Luckily, last weekend was another surprisingly clear and warm day in the Maremma because it took us a couple of hours to pick each and every olive off the trees.

The Maremma in autumn never ceases to surprise me. You expect it to be cold, rainy, windy and all together grey and miserable, especially this late in the year, and yet, almost everyday is bright and inviting.

You wake up to find a cloudless sky and the sun beating down on you so strong that you could be forgiven for thinking it’s warm out. Of course, it’s barely 20°C, but  the sun is so bright, it warms the room instantly. It’s one of the reasons why I think autumn is such a fantastic time to visit the Maremma. The days are reliably dry and rarely windy.

The temperature is also admirably steady, never colder than 12°C, so you can get in a hell of a lot of sightseeing without the heat and crowds of summer. In some coastal towns, the weather is so warm and nice, you don’t need a jacket even now at the end of November!

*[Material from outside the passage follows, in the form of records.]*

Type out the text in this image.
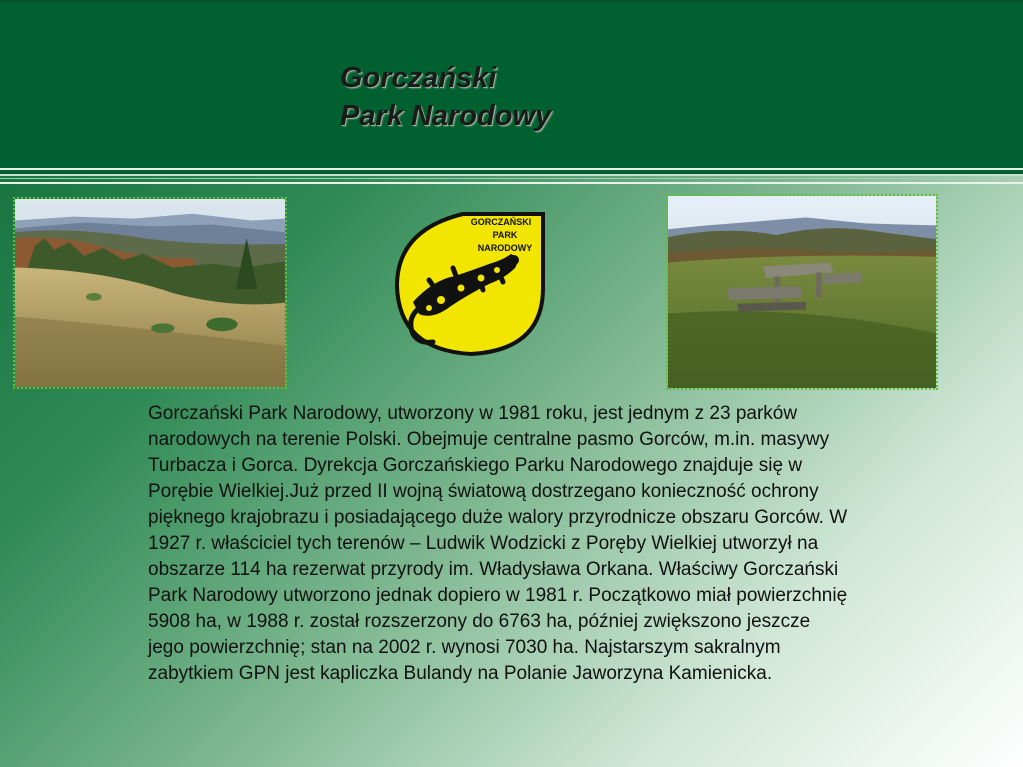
Gorczański
Park Narodowy
GORCZAŃSKI
PARK
NARODOWY

Gorczański Park Narodowy, utworzony w 1981 roku, jest jednym z 23 parków narodowych na terenie Polski. Obejmuje centralne pasmo Gorców, m.in. masywy Turbacza i Gorca. Dyrekcja Gorczańskiego Parku Narodowego znajduje się w Porębie Wielkiej.Już przed II wojną światową dostrzegano konieczność ochrony pięknego krajobrazu i posiadającego duże walory przyrodnicze obszaru Gorców. W 1927 r. właściciel tych terenów – Ludwik Wodzicki z Poręby Wielkiej utworzył na obszarze 114 ha rezerwat przyrody im. Władysława Orkana. Właściwy Gorczański Park Narodowy utworzono jednak dopiero w 1981 r. Początkowo miał powierzchnię 5908 ha, w 1988 r. został rozszerzony do 6763 ha, później zwiększono jeszcze jego powierzchnię; stan na 2002 r. wynosi 7030 ha. Najstarszym sakralnym zabytkiem GPN jest kapliczka Bulandy na Polanie Jaworzyna Kamienicka.
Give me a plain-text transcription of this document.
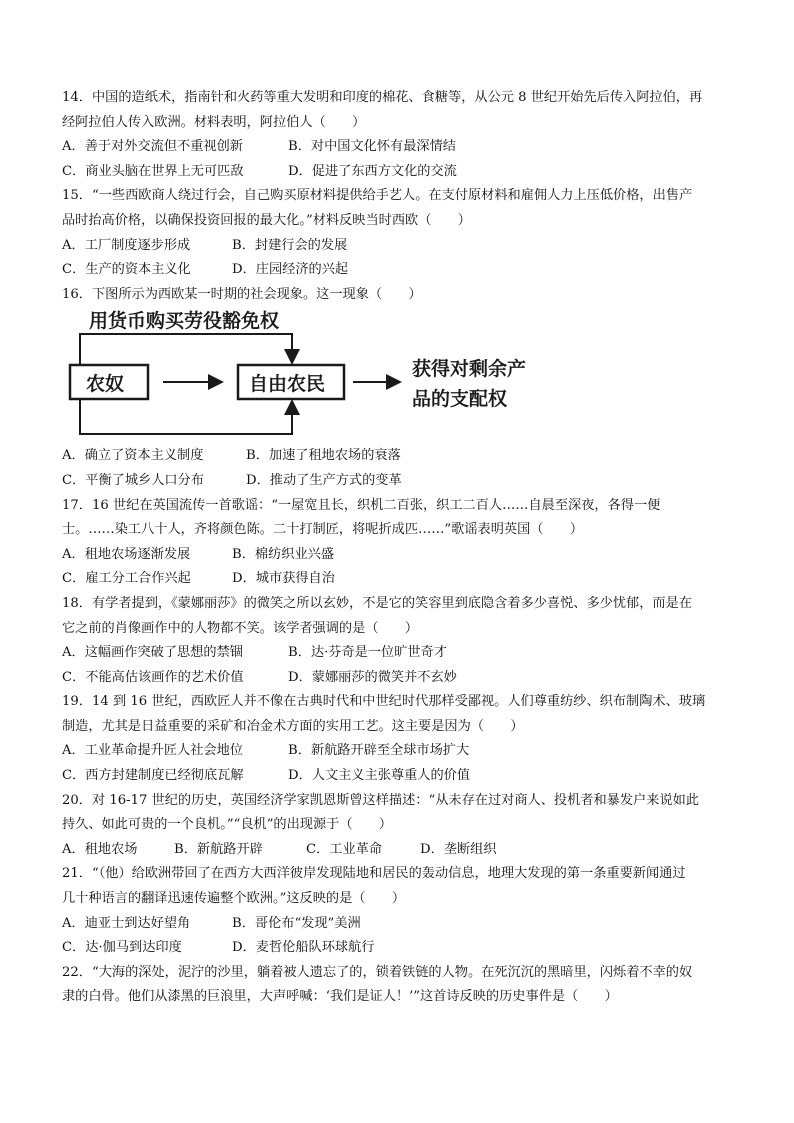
14．中国的造纸术，指南针和火药等重大发明和印度的棉花、食糖等，从公元 8 世纪开始先后传入阿拉伯，再
经阿拉伯人传入欧洲。材料表明，阿拉伯人（　　）
A．善于对外交流但不重视创新	B．对中国文化怀有最深情结
C．商业头脑在世界上无可匹敌	D．促进了东西方文化的交流
15．“一些西欧商人绕过行会，自己购买原材料提供给手艺人。在支付原材料和雇佣人力上压低价格，出售产
品时抬高价格，以确保投资回报的最大化。”材料反映当时西欧（　　）
A．工厂制度逐步形成	B．封建行会的发展
C．生产的资本主义化	D．庄园经济的兴起
16．下图所示为西欧某一时期的社会现象。这一现象（　　）
用货币购买劳役豁免权
农奴	自由农民
获得对剩余产
品的支配权
A．确立了资本主义制度	B．加速了租地农场的衰落
C．平衡了城乡人口分布	D．推动了生产方式的变革
17．16 世纪在英国流传一首歌谣：“一屋宽且长，织机二百张，织工二百人……自晨至深夜，各得一便
士。……染工八十人，齐将颜色陈。二十打制匠，将呢折成匹……”歌谣表明英国（　　）
A．租地农场逐渐发展	B．棉纺织业兴盛
C．雇工分工合作兴起	D．城市获得自治
18．有学者提到，《蒙娜丽莎》的微笑之所以玄妙，不是它的笑容里到底隐含着多少喜悦、多少忧郁，而是在
它之前的肖像画作中的人物都不笑。该学者强调的是（　　）
A．这幅画作突破了思想的禁锢	B．达·芬奇是一位旷世奇才
C．不能高估该画作的艺术价值	D．蒙娜丽莎的微笑并不玄妙
19．14 到 16 世纪，西欧匠人并不像在古典时代和中世纪时代那样受鄙视。人们尊重纺纱、织布制陶术、玻璃
制造，尤其是日益重要的采矿和冶金术方面的实用工艺。这主要是因为（　　）
A．工业革命提升匠人社会地位	B．新航路开辟至全球市场扩大
C．西方封建制度已经彻底瓦解	D．人文主义主张尊重人的价值
20．对 16-17 世纪的历史，英国经济学家凯恩斯曾这样描述：“从未存在过对商人、投机者和暴发户来说如此
持久、如此可贵的一个良机。”“良机”的出现源于（　　）
A．租地农场	B．新航路开辟	C．工业革命	D．垄断组织
21．“（他）给欧洲带回了在西方大西洋彼岸发现陆地和居民的轰动信息，地理大发现的第一条重要新闻通过
几十种语言的翻译迅速传遍整个欧洲。”这反映的是（　　）
A．迪亚士到达好望角	B．哥伦布“发现”美洲
C．达·伽马到达印度	D．麦哲伦船队环球航行
22．“大海的深处，泥泞的沙里，躺着被人遗忘了的，锁着铁链的人物。在死沉沉的黑暗里，闪烁着不幸的奴
隶的白骨。他们从漆黑的巨浪里，大声呼喊：‘我们是证人！’”这首诗反映的历史事件是（　　）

But back to the olives. With scratched hands and an incredible sense of satisfaction, we bundled up the last of the olives to be taken to the mill.

I think one of the most charming things about the entire olive picking experience wasn’t actually picking the olives, but what happened afterwards when the olives were crushed.

Less than a decade ago, the average Maremmano would take his grain to the mill to be ground into flour, his milk to the local cheese maker to be made into cheese, his grapes to the wine press to be turned into wine.

Unfortunately a lot of these traditions are dying out. Few people grow their own grain or grapes or have their own goats or sheep anymore. But they still have their olive trees.

My father-in-law took his olive oil to the presses in Semproniano. They handed him back three five-litre bottles of olive oil. He came home brimming with joy, not just because he had his own olive oil, but because the men at the press told him his olives were some of the best they’d seen all season.

In exchange for their services, my father-in-law gave the men a share of his olive oil.

Personally, I love the sense of community that surrounded this act. It’s so appealing to think that in 2011, there are still people who grow their own olives knowing they can take their fruit to the presses to be crushed into olive oil for free.

Plus, I got to take a bucket’s worth of olives home to salt-cure. Hopefully, in three weeks’ time, they’ll be wonderfully wrinkled and ready to eat!